Il était assis au bout du canapé et était en train de contempler Sarah assise à l’autre bout. Il écoutait d’un air distrait Sarah parler de leurs collègues,  il était occupé à admirer, sous la lumière tamisée, les mimiques de son visage si agréables, si douces, les mouvements de ses mains osseuses,  ses genoux cachant ses jambes repliées sous son torse recourbé dans le canapé. Il contemplait dans un état d’hypnose ce panorama mouvant qui ondulait devant ses yeux et l’attirait vers lui avec une force irrésistible comme la lumière absorbée  par un trou noir ; il avança le torse vers Sarah, mit sa main sur  son avant-bras et dit : - Sarah ?

 

Sarah continua de prononcer encore quelques mots tout en le regardant. Son visage s’enquit : que veut-il dire ?

 

-Sarah ? Il le redit sur un ton nonchalant. Sarah arrêta de discourir, son visage arqué en un point d’interrogation. Ils se regardèrent. Un instant s’écoula, un siècle passa. Ils s’approchèrent l’un de l’autre. Leurs lèvres se touchèrent, s’unirent, se mordillèrent. Keyvan sentit le parfum de Sarah, il la prit fort dans ses bras et sentit ses osselets, son corps si fragile contrastant avec le caractère dur de cette fille. Il toucha ses omoplates et il glissa ses doigts dans les cheveux de Sarah, il les tira détestablement. Ce baiser interminable, cette alliance colorée de tous les sens : le toucher, l’odorat, le goûter figea le temps: les instants s’envolèrent, les siècles passèrent. Ils se touchaient, ils se découvraient de nouveau, autrement, les mouvements des caresses suivaient une parfaite harmonie non exercée, venant d’un instinct existant ou créé chez eux. Les instants, les décennies passaient…

 

…Ils  perdirent haleine, de ce baiser sempiternel, de cette union infinie et en même temps éphémère. Ils se regardèrent un instant. Ce regard gêna Keyvan ; l’heure n’était pas à la besogne des yeux mais à celle des membres  et de la peau, du toucher, de l’ouïe et de l’odorat…  Il posases lèvres sur le manubrium osseux de Sarah. Elle caressa les joues de Keyvan ; il posa sa tête sur sa poitrine et ferma les yeux. Sarah commença à  lui cajoler la tête et la serra contre elle. Elle avançait ses doigts dans ses cheveux et fouillait d’une dynamique calme et régulière. Keyvan entendait les battements de son cœur, il était juste sous son oreille.  Il n’y avait qu’un parapet, un os fragile et mince, qui le séparait de l’extérieur. Cette pensée attendrit davantage Keyvan. Il glissa ses bras autour de son torse et la serra. Elle s’allongea sur le canapé. Ils prirent une position plus confortable et restèrent comme cela, dans le silence, enveloppés dans la lumière tamisée du salon, coupés du monde : pas le moindre bruit de l’extérieur, pas le moindre mouvement, donc pas de temps, pas de dimension.
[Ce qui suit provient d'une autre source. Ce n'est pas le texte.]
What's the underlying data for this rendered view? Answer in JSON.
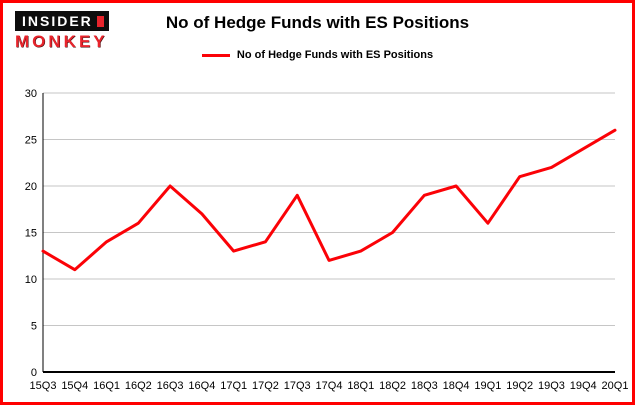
{
  "header": {
    "logo_line1": "INSIDER",
    "logo_line2": "MONKEY",
    "title": "No of Hedge Funds with ES Positions",
    "legend_label": "No of Hedge Funds with ES Positions"
  },
  "colors": {
    "frame_border": "#ff0000",
    "line": "#fb0207",
    "grid": "#c6c6c6",
    "axis": "#000000",
    "label": "#000000",
    "logo_red": "#e8242c",
    "logo_black": "#0d0d0d"
  },
  "chart_data": {
    "type": "line",
    "title": "No of Hedge Funds with ES Positions",
    "xlabel": "",
    "ylabel": "",
    "categories": [
      "15Q3",
      "15Q4",
      "16Q1",
      "16Q2",
      "16Q3",
      "16Q4",
      "17Q1",
      "17Q2",
      "17Q3",
      "17Q4",
      "18Q1",
      "18Q2",
      "18Q3",
      "18Q4",
      "19Q1",
      "19Q2",
      "19Q3",
      "19Q4",
      "20Q1"
    ],
    "series": [
      {
        "name": "No of Hedge Funds with ES Positions",
        "values": [
          13,
          11,
          14,
          16,
          20,
          17,
          13,
          14,
          19,
          12,
          13,
          15,
          19,
          20,
          16,
          21,
          22,
          24,
          26
        ]
      }
    ],
    "ylim": [
      0,
      30
    ],
    "yticks": [
      0,
      5,
      10,
      15,
      20,
      25,
      30
    ],
    "grid": true,
    "legend_position": "top"
  }
}
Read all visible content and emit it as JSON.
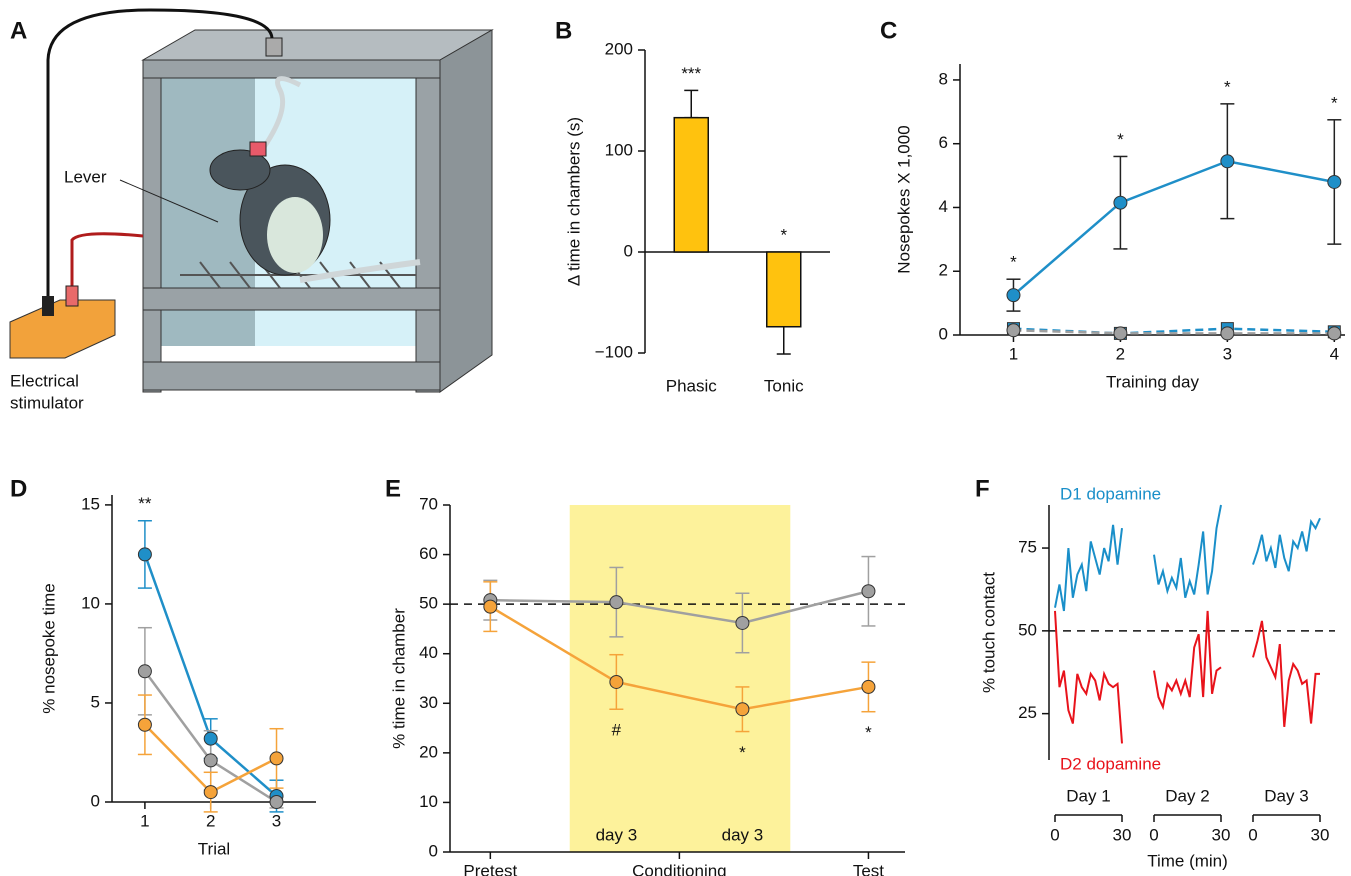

Rien, néant, que lui et elle…

 

Sarah bougea, une minuscule impulsion. Keyvan mit sa main sur sa poitrine, il n’avait envie de rien d’autre, il n’avait pas envie de Sarah. Son sentiment pour Sarah était beaucoup plus important, de telle sorte que tout autre chose pâlissait. Il ne voulait pas aller plus loin. Ce fut tout, ce fut le néant et l’être : l’éternité. Rien d’autre.